Problem is, those aren’t Rafinesque’s bones. The cemetery in which he was buried and from which he was exhumed buried at least five other corpses in the same plot along with Rafinesque, and it’s almost certain that the bones of one Mary Passimore now lie beneath the steps of Old Morrison Hall on Transylvania’s campus.

Still, even in death, Rafinesque inspires a great party.

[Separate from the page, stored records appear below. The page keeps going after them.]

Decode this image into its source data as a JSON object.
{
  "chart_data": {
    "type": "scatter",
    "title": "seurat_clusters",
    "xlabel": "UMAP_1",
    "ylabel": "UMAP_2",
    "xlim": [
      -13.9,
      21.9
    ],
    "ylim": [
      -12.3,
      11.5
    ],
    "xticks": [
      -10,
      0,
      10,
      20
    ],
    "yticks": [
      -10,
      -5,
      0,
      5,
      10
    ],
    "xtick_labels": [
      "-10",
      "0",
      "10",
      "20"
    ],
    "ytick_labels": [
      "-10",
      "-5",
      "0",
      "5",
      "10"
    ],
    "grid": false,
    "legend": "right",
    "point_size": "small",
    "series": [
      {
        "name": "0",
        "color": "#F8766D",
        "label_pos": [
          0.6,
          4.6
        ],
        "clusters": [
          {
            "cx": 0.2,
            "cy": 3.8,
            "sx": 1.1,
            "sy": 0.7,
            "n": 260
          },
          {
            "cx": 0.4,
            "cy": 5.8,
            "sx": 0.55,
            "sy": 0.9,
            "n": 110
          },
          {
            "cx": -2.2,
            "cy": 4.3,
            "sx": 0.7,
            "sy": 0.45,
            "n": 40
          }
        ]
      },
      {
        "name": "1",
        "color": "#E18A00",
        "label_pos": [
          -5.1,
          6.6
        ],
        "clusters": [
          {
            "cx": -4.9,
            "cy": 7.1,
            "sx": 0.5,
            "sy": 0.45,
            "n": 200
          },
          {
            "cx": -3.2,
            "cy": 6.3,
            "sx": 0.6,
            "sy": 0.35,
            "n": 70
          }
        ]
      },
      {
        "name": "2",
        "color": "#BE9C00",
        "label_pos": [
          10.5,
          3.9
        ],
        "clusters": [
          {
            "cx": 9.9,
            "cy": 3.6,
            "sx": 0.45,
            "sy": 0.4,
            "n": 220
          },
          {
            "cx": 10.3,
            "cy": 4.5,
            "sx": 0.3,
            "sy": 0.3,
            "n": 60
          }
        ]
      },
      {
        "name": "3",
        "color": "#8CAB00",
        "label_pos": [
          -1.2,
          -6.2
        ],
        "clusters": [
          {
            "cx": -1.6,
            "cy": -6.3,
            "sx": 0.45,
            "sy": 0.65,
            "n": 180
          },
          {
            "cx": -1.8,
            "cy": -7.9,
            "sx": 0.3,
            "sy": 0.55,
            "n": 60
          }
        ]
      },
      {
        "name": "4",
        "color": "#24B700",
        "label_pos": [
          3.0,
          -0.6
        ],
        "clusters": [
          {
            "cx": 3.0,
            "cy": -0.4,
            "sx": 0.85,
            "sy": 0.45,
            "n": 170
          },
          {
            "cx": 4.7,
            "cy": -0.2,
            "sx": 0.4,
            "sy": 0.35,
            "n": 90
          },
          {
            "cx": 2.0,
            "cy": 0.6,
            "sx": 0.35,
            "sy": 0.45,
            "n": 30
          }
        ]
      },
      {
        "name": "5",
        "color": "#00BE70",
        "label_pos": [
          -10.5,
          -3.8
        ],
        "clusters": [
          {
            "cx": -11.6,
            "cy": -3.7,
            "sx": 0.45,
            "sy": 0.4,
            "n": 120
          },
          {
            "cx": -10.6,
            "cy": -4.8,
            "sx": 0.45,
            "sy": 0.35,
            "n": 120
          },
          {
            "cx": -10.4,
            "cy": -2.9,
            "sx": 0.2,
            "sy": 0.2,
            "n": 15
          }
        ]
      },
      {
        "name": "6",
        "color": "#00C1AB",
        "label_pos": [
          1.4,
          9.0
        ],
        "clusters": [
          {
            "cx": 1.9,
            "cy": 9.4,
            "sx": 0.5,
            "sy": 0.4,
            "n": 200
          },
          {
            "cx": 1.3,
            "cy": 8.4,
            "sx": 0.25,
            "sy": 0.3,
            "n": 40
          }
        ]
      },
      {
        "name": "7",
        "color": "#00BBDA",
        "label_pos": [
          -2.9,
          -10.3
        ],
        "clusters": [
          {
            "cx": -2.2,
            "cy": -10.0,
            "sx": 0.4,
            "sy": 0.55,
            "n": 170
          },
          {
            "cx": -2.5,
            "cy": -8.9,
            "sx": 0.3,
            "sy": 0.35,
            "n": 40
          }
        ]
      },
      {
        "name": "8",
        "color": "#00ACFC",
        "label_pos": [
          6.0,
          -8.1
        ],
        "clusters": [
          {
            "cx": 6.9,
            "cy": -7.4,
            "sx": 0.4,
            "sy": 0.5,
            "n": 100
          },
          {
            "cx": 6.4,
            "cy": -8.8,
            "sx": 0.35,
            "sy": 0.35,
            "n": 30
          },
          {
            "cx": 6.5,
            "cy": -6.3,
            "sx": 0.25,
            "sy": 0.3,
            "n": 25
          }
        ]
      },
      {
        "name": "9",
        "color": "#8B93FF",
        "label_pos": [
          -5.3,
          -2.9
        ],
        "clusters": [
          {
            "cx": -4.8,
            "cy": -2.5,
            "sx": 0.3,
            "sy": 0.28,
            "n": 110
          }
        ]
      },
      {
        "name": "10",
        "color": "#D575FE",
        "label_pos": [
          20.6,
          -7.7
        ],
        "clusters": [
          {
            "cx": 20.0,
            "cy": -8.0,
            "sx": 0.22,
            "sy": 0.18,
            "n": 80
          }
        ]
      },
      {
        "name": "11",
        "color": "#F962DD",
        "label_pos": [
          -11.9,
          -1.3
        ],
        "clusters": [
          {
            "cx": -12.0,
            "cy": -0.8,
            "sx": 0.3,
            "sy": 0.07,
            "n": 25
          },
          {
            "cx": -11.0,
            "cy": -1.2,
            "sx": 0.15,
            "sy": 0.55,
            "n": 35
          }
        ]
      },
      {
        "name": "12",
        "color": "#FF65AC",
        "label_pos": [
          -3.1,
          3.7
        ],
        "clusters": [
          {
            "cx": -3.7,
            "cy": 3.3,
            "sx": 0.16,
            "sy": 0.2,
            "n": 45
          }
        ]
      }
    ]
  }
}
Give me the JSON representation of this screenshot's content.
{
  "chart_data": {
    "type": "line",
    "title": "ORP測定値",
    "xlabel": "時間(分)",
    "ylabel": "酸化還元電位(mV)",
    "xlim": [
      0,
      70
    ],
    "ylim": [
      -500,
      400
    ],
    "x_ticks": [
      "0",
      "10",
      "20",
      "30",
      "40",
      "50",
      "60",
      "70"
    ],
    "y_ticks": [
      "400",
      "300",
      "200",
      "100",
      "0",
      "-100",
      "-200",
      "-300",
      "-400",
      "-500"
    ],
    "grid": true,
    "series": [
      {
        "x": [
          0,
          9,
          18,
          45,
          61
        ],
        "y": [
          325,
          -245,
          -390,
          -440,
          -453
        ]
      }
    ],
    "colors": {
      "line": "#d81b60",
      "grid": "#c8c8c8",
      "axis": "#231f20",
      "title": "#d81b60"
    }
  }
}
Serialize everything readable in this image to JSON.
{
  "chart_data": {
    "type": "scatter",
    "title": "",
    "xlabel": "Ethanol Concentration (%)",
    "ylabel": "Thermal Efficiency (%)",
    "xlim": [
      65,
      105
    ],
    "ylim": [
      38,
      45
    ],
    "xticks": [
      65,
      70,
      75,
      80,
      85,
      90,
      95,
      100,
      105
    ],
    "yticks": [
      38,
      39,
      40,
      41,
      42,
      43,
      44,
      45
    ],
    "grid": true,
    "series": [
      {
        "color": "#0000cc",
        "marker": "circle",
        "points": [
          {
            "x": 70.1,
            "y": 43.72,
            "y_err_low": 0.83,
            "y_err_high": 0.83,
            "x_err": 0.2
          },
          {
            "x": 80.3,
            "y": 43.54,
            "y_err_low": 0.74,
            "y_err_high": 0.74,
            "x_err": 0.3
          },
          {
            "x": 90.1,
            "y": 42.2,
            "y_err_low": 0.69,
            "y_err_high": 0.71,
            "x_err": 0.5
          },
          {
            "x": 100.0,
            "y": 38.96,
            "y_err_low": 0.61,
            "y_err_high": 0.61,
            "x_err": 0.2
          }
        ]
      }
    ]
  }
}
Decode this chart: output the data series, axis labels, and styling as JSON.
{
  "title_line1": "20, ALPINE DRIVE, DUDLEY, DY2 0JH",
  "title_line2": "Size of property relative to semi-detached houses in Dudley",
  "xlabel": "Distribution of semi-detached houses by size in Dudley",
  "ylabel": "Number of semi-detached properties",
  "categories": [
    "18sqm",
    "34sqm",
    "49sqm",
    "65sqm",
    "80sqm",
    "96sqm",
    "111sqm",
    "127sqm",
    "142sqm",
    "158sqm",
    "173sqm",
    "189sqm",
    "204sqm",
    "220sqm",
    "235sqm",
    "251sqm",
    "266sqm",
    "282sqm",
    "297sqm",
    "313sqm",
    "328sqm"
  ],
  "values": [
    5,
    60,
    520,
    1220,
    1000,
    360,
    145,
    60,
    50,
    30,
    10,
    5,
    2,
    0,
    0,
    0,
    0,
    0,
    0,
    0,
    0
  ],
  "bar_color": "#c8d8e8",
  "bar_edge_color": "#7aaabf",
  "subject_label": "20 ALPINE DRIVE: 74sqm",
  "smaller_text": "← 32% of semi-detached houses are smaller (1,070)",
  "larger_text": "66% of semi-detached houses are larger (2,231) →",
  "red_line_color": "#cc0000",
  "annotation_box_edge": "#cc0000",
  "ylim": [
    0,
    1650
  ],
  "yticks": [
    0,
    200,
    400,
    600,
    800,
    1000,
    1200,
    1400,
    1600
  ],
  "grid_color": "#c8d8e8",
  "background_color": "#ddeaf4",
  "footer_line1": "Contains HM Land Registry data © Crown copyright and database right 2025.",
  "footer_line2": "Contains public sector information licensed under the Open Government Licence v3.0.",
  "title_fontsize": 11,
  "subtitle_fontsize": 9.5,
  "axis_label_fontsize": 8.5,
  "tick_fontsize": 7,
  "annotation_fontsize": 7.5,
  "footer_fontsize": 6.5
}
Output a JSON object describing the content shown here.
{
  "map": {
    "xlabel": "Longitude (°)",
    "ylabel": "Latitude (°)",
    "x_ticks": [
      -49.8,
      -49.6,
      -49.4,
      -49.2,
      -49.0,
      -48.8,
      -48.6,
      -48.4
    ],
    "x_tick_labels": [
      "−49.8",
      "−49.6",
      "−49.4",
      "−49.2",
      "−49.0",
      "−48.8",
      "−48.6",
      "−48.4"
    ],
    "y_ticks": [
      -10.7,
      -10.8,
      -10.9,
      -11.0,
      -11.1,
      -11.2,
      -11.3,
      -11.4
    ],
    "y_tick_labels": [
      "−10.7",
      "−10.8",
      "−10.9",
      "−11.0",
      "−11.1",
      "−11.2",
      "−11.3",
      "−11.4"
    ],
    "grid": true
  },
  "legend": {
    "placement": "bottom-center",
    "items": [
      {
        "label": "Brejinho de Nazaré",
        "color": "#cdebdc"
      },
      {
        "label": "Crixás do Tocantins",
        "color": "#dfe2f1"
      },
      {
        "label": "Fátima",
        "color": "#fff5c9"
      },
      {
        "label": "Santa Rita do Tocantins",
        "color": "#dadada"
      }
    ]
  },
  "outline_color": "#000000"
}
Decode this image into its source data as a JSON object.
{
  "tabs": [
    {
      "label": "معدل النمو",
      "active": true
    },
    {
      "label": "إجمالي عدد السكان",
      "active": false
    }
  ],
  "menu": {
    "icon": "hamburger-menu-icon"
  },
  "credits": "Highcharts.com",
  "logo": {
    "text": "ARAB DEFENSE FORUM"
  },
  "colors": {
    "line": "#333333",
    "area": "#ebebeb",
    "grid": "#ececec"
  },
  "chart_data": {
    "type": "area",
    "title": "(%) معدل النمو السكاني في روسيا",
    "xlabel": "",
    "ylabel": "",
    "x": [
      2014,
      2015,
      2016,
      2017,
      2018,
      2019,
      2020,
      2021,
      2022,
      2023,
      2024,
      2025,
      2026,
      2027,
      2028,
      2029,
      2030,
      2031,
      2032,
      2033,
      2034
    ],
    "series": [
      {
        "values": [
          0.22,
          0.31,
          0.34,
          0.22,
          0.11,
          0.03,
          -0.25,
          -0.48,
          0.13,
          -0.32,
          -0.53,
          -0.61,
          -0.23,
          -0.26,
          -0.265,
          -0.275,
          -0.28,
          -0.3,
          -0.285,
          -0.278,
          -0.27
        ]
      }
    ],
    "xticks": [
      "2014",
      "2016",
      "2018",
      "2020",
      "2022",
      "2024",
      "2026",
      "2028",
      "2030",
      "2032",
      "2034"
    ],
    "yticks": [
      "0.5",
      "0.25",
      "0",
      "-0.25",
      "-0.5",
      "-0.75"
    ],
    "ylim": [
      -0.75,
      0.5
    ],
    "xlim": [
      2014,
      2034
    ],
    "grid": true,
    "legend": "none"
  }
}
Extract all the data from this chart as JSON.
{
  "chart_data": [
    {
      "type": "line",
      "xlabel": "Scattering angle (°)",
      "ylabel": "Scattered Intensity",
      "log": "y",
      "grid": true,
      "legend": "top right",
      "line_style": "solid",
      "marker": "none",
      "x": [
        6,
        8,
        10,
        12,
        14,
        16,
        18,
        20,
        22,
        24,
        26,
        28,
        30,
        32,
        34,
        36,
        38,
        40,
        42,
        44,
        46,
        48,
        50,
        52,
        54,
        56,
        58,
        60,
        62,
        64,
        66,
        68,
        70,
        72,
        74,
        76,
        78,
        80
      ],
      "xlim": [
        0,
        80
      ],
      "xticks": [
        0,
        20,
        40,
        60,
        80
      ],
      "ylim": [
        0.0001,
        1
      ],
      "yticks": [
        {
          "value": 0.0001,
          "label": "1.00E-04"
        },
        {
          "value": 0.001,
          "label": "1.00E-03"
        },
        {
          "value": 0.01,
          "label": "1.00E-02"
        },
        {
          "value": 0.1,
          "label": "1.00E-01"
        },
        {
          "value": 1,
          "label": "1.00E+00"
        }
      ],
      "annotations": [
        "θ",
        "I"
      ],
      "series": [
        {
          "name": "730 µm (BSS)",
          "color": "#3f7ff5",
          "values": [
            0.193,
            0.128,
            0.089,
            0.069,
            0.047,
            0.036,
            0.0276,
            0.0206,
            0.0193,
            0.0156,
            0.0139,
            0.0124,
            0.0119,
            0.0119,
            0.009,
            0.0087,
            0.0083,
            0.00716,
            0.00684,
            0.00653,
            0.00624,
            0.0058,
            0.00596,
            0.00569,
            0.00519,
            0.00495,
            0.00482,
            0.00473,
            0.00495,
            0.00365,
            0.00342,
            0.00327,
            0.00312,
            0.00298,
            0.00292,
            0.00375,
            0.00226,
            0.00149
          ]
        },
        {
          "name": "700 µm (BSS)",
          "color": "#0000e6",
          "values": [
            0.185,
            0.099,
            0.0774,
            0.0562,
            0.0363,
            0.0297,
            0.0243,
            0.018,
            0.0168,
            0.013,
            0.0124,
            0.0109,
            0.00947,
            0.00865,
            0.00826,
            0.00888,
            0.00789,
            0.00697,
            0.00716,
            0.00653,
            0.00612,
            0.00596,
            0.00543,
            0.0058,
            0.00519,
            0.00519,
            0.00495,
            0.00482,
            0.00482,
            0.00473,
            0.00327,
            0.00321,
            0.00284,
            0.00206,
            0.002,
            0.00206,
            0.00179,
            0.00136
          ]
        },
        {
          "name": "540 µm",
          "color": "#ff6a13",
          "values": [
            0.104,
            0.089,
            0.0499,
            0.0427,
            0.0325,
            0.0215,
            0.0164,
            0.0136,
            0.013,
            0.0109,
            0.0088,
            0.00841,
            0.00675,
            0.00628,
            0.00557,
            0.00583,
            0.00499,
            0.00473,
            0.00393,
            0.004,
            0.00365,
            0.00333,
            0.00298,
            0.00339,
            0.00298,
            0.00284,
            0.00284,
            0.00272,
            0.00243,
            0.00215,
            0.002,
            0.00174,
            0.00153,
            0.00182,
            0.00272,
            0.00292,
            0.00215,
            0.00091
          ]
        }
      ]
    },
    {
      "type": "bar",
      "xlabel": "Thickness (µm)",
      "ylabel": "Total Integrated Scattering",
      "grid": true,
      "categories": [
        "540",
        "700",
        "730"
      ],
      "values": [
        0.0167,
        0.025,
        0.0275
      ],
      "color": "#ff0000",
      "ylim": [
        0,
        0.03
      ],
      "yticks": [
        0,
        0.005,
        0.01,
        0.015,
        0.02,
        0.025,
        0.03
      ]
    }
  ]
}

Charles Boewe, who spent half a century unraveling Rafinesque’s biographical and thanatological mysteries, enjoyed his student-led tour of Transylvania.

“The guide may tell you that Rafinesque Day, occurring about Halloween time, has become a tradition at Transylvania, and that on that night four lucky students, two boys and two girls, are selected to pass the night together in the crypt, ‘right here on these graves!’ The guide is less likely to tell you that part of the Rafinesque Day festivities consists of a bonfire that night, and that boys dressed as undertakers solemnly carry a black coffin around the fire, while, in some years, students have been known to scream obscenities to release whatever primordial urges bedevil students in the autumn when the moon is full.”

That old cemetery in Philadelphia was graded and transformed into a playground in 1950. Depending on how deep the bulldozers scraped, Rafinesque’s actual bones were either dumped 18 miles away on the grounds of another cemetery, or lie beneath a (hopefully not cursed) baseball diamond.

Meanwhile, specimens of the lovely little fossil shell, Rafinesquina, are found in museums throughout the world.